金融広報中央委員会「家計の金融行動に関する世論調査[単身世帯調査] 令和元年調査結果」によると、老後の生活を心配している世帯の理由として最も多かったのは「十分な金融資産がないから」(76.2%)、「年金や保険が十分ではないから」(57.9%)という結果でした。
「老後が心配、でも何から始めればいいのかわからない」という人も多いはず。資産形成には時間がかかりますが、30歳代から始めておけば時間を味方につけることができます。万が一失敗しても取り戻せるチャンスがあるのも理由の1つ。早く始めるに越したことはないでしょう。
資産形成なんてムリ!?
「株の動きを1日中モニターで追う」「投資をキホンから勉強する」なんて忙しい盛りの30代には無理、なんて思って諦めていませんか?
そんな場合は、プロに運用を任せられる「投資信託」を検討することもおススメです。投資に踏み切れない理由には「忙しいから」のほかに「リスクが怖いから」と考える人も多いはず。ハイリスク・ハイリターンの商品もあれば、リスクが比較的少ないバランス型もあります。
つみたてNISAやiDeco(イデコ)では、コツコツ少額でつみたて投資をしながら節税ができます。

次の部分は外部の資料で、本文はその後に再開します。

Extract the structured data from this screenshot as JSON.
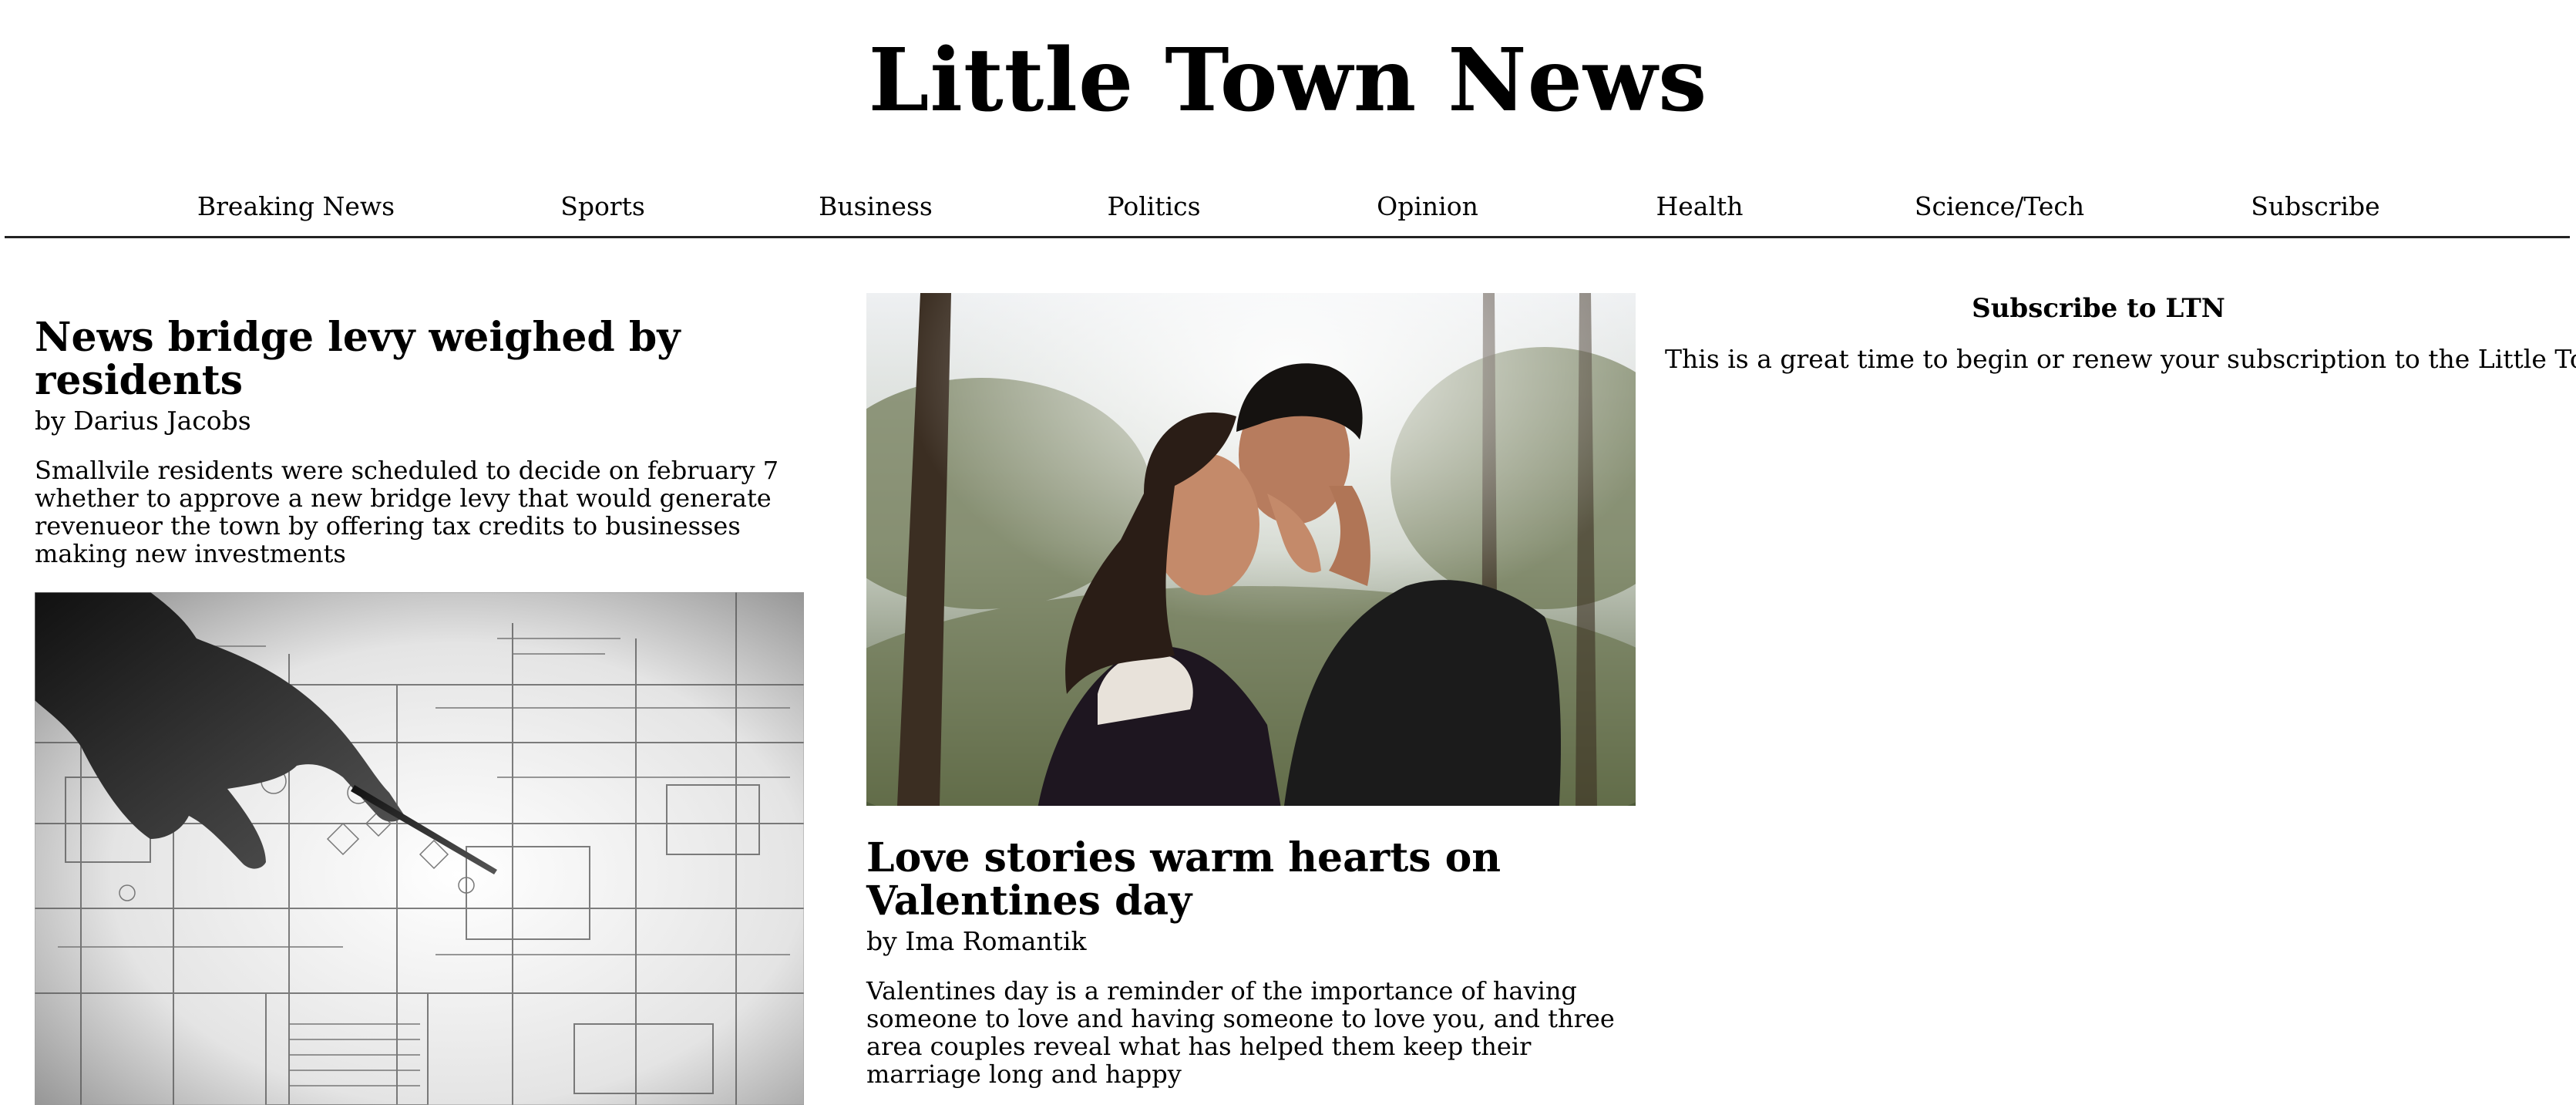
{
  "masthead": {
    "title": "Little Town News"
  },
  "nav": {
    "items": [
      {
        "label": "Breaking News"
      },
      {
        "label": "Sports"
      },
      {
        "label": "Business"
      },
      {
        "label": "Politics"
      },
      {
        "label": "Opinion"
      },
      {
        "label": "Health"
      },
      {
        "label": "Science/Tech"
      },
      {
        "label": "Subscribe"
      }
    ]
  },
  "articles": [
    {
      "headline": "News bridge levy weighed by residents",
      "byline": "by Darius Jacobs",
      "summary": "Smallvile residents were scheduled to decide on february 7 whether to approve a new bridge levy that would generate revenueor the town by offering tax credits to businesses making new investments",
      "image": "blueprint-photo"
    },
    {
      "headline": "Love stories warm hearts on Valentines day",
      "byline": "by Ima Romantik",
      "summary": "Valentines day is a reminder of the importance of having someone to love and having someone to love you, and three area couples reveal what has helped them keep their marriage long and happy",
      "image": "couple-photo"
    }
  ],
  "sidebar": {
    "title": "Subscribe to LTN",
    "text": "This is a great time to begin or renew your subscription to the Little Town News"
  },
  "colors": {
    "text": "#000000",
    "background": "#ffffff",
    "rule": "#222222"
  }
}
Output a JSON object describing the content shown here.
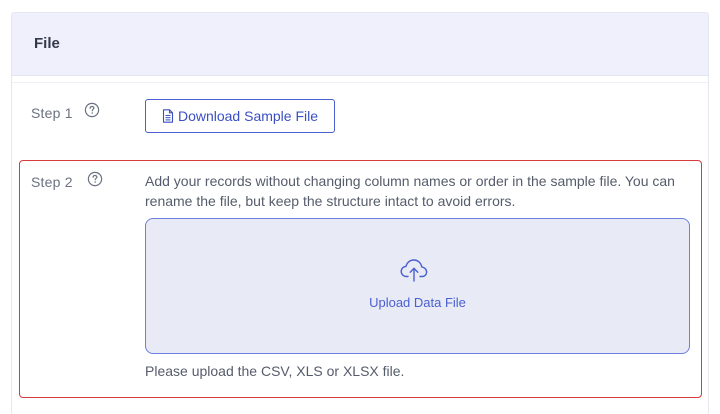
{
  "section": {
    "title": "File"
  },
  "step1": {
    "label": "Step 1",
    "download_button_label": "Download Sample File"
  },
  "step2": {
    "label": "Step 2",
    "description": "Add your records without changing column names or order in the sample file. You can rename the file, but keep the structure intact to avoid errors.",
    "upload_label": "Upload Data File",
    "hint": "Please upload the CSV, XLS or XLSX file."
  },
  "icons": {
    "help": "help-circle-icon",
    "document": "document-icon",
    "upload": "cloud-upload-icon"
  },
  "colors": {
    "accent": "#4c5fd5",
    "header_bg": "#f0f0fc",
    "dropzone_bg": "#e8eaf6",
    "error_border": "#d63c3c"
  }
}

(※)現在、通常の株式取引では、100株(=1単元)単位でしか購入することができませんが、ミニ株では「1株」や「10株」などの単位で売買が可能です。(“ミニ株”の呼称や、詳しい売買条件については、取扱証券会社によって異なります。)
■資産形成のカギは「早めのスタート」
自由なイメージの一方で、老後の心配もあるおひとり様。資産形成のスタートは早いに越したことはありません。勤務先の財形貯蓄、つみたてNISAやiDeCo(イデコ・個人型確定拠出年金)などの活用を検討されてみてもよいでしょう。
【ご参考】貯蓄とは
総務省の「家計調査報告」[貯蓄・負債編]によると、貯蓄とは、ゆうちょ銀行、郵便貯金・簡易生命保険管理機構(旧郵政公社)、銀行及びその他の金融機関(普通銀行等)への預貯金、生命保険及び積立型損害保険の掛金(加入してからの掛金の払込総額)並びに株式、債券、投資信託、金銭信託などの有価証券(株式及び投資信託については調査時点の時価、債券及び貸付信託・金銭信託については額面)といった金融機関への貯蓄と、社内預金、勤め先の共済組合などの金融機関外への貯蓄の合計をいいます。